The Screen Actors Guild has sent a membership-wide email from four trustees of the SAG-Producers Pension and Health Plans -- all SAG members -- that criticizes "selective reading" of a benefits study by opponents of a SAG consolidation with AFTRA. The study is referred to as the Mercer report.
"We are dismayed by arguments based upon a selective reading of our work materials being made by those who oppose the plan for guild consolidation, which is completely separate from merger of the [benefits] plans," the email, sent out Tuesday night, states.
The four trustees -- Bob Kaliban, the board chairman, Daryl Anderson, Al Hubbs, and Kitty Swink -- spoke in the email both as trustees, then later as SAG members, closing the missive by saying, "We are also guild members, actors and former union leaders, and we wish also to convey our firm opinion that consolidation and affiliation is right for our guild, and presents the best scenario for merger of the plans. In the absence of consolidation, we believe our chances for success in creating strong, united health and pension plans -- ones toward which all your covered earnings would count -- will dwindle toward impossibility."
The quartet's email was attempting to discount a fury that arose last week about a confidential memorandum from Sheldon Kasdan, vice president and senior labor counsel for Vivendi Universal Entertainment, who is a producer trustee for the benefits plans. Kasdan's memo predicted that a consolidation of the guild's and AFTRA's benefits plans would cause SAG participants to have to subsidize AFTRA's members. He also questioned whether a merger of the plans would benefit SAG pension-and-health members.

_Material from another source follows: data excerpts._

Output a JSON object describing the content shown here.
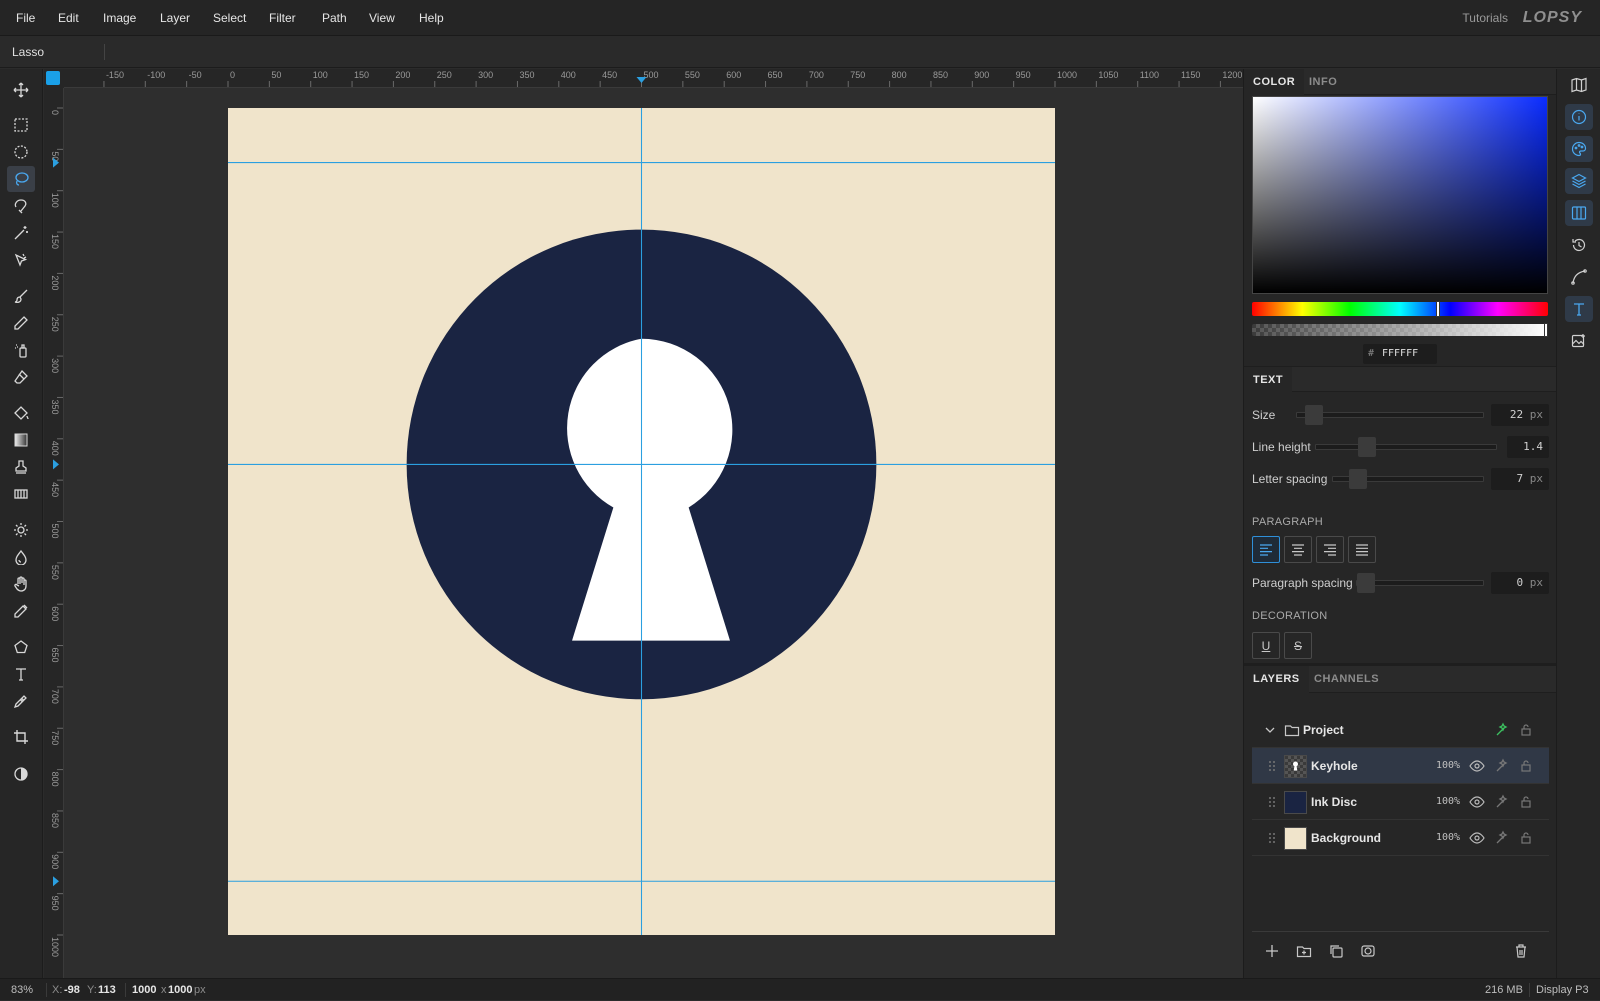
{
  "menu": {
    "items": [
      "File",
      "Edit",
      "Image",
      "Layer",
      "Select",
      "Filter",
      "Path",
      "View",
      "Help"
    ],
    "tutorials": "Tutorials",
    "brand": "LOPSY"
  },
  "options_bar": {
    "tool_name": "Lasso"
  },
  "toolbar": {
    "tools": [
      "move-tool-icon",
      "rect-select-icon",
      "ellipse-select-icon",
      "lasso-icon",
      "magnetic-lasso-icon",
      "magic-wand-icon",
      "quick-select-icon",
      "brush-icon",
      "pencil-icon",
      "spray-icon",
      "eraser-icon",
      "bucket-icon",
      "gradient-icon",
      "stamp-icon",
      "pattern-icon",
      "dodge-icon",
      "burn-icon",
      "hand-icon",
      "eyedropper-icon",
      "polygon-icon",
      "text-icon",
      "pen-icon",
      "crop-icon",
      "contrast-icon"
    ],
    "active_tool": "lasso-icon"
  },
  "rulers": {
    "h_labels": [
      "-150",
      "-100",
      "-50",
      "0",
      "50",
      "100",
      "150",
      "200",
      "250",
      "300",
      "350",
      "400",
      "450",
      "500",
      "550",
      "600",
      "650",
      "700",
      "750",
      "800",
      "850",
      "900",
      "950",
      "1000",
      "1050",
      "1100",
      "1150",
      "1200"
    ],
    "v_labels": [
      "0",
      "50",
      "100",
      "150",
      "200",
      "250",
      "300",
      "350",
      "400",
      "450",
      "500",
      "550",
      "600",
      "650",
      "700",
      "750",
      "800",
      "850",
      "900",
      "950",
      "1000"
    ]
  },
  "document": {
    "background_color": "#f0e4cb",
    "disc_color": "#1a2442",
    "keyhole_color": "#ffffff",
    "guide_color": "#2b9fe0"
  },
  "color_panel": {
    "tabs": [
      "COLOR",
      "INFO"
    ],
    "active_tab": "COLOR",
    "hex_prefix": "#",
    "hex_value": "FFFFFF",
    "hue_color": "#0a2cff"
  },
  "text_panel": {
    "title": "TEXT",
    "size": {
      "label": "Size",
      "value": "22",
      "unit": "px"
    },
    "line_height": {
      "label": "Line height",
      "value": "1.4"
    },
    "letter_spacing": {
      "label": "Letter spacing",
      "value": "7",
      "unit": "px"
    },
    "paragraph_label": "PARAGRAPH",
    "paragraph_spacing": {
      "label": "Paragraph spacing",
      "value": "0",
      "unit": "px"
    },
    "decoration_label": "DECORATION",
    "underline": "U",
    "strike": "S"
  },
  "layers_panel": {
    "tabs": [
      "LAYERS",
      "CHANNELS"
    ],
    "active_tab": "LAYERS",
    "group_name": "Project",
    "layers": [
      {
        "name": "Keyhole",
        "opacity": "100%"
      },
      {
        "name": "Ink Disc",
        "opacity": "100%"
      },
      {
        "name": "Background",
        "opacity": "100%"
      }
    ],
    "active_layer": "Keyhole"
  },
  "status": {
    "zoom": "83%",
    "x_label": "X:",
    "x_value": "-98",
    "y_label": "Y:",
    "y_value": "113",
    "doc_w": "1000",
    "doc_x": "x",
    "doc_h": "1000",
    "doc_unit": "px",
    "memory": "216 MB",
    "display": "Display P3"
  }
}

Wearing their trustee hats, the four actors said they wanted to "clarify four points" regarding the controversial Mercer study and how the benefits plans' 36 trustees -- 18 guild members and 18 producers' reps -- have responded to the report. The four points basically stated that:
1. The Mercer report had "one purpose only: to make sure that, at this stage of the process, there were no absolute barriers to consolidation of the plans. Mercer was not asked for an opinion as to whether merging the plans would be in the interests of the participants."
2. The Mercer study concludes "there are 'no critical barriers' to the merger of the plans and that there are benefits to be realized from merger." The assertion is a repetition of one made last week by SAG President Melissa Gilbert and AFTRA President John Connolly.
3. In direct criticism of the Kasdan memo, the trustees said, "We do not agree with much of what is contained in that leaked memo and, above all, do NOT agree with its premature conclusion that merger of the plans will not be in the best interests of participants."
4. As a result of the Mercer study, the trustees' benefits consolidation committee is studying various models of merged pension-and-health plans. The panel is doing so "with support from the management trustees," the email asserted. "Until we have the opportunity to review and consider those models, no one can say definitively whether a merger is in the best interests of participants."
SaveSAG, a group of opponents to the consolidation, last week criticized SAG's not releasing the Mercer report so members could review it and determine whether they themselves feel merger of the plans would be beneficial. The group also used Kasdan's memo to question melding the plans.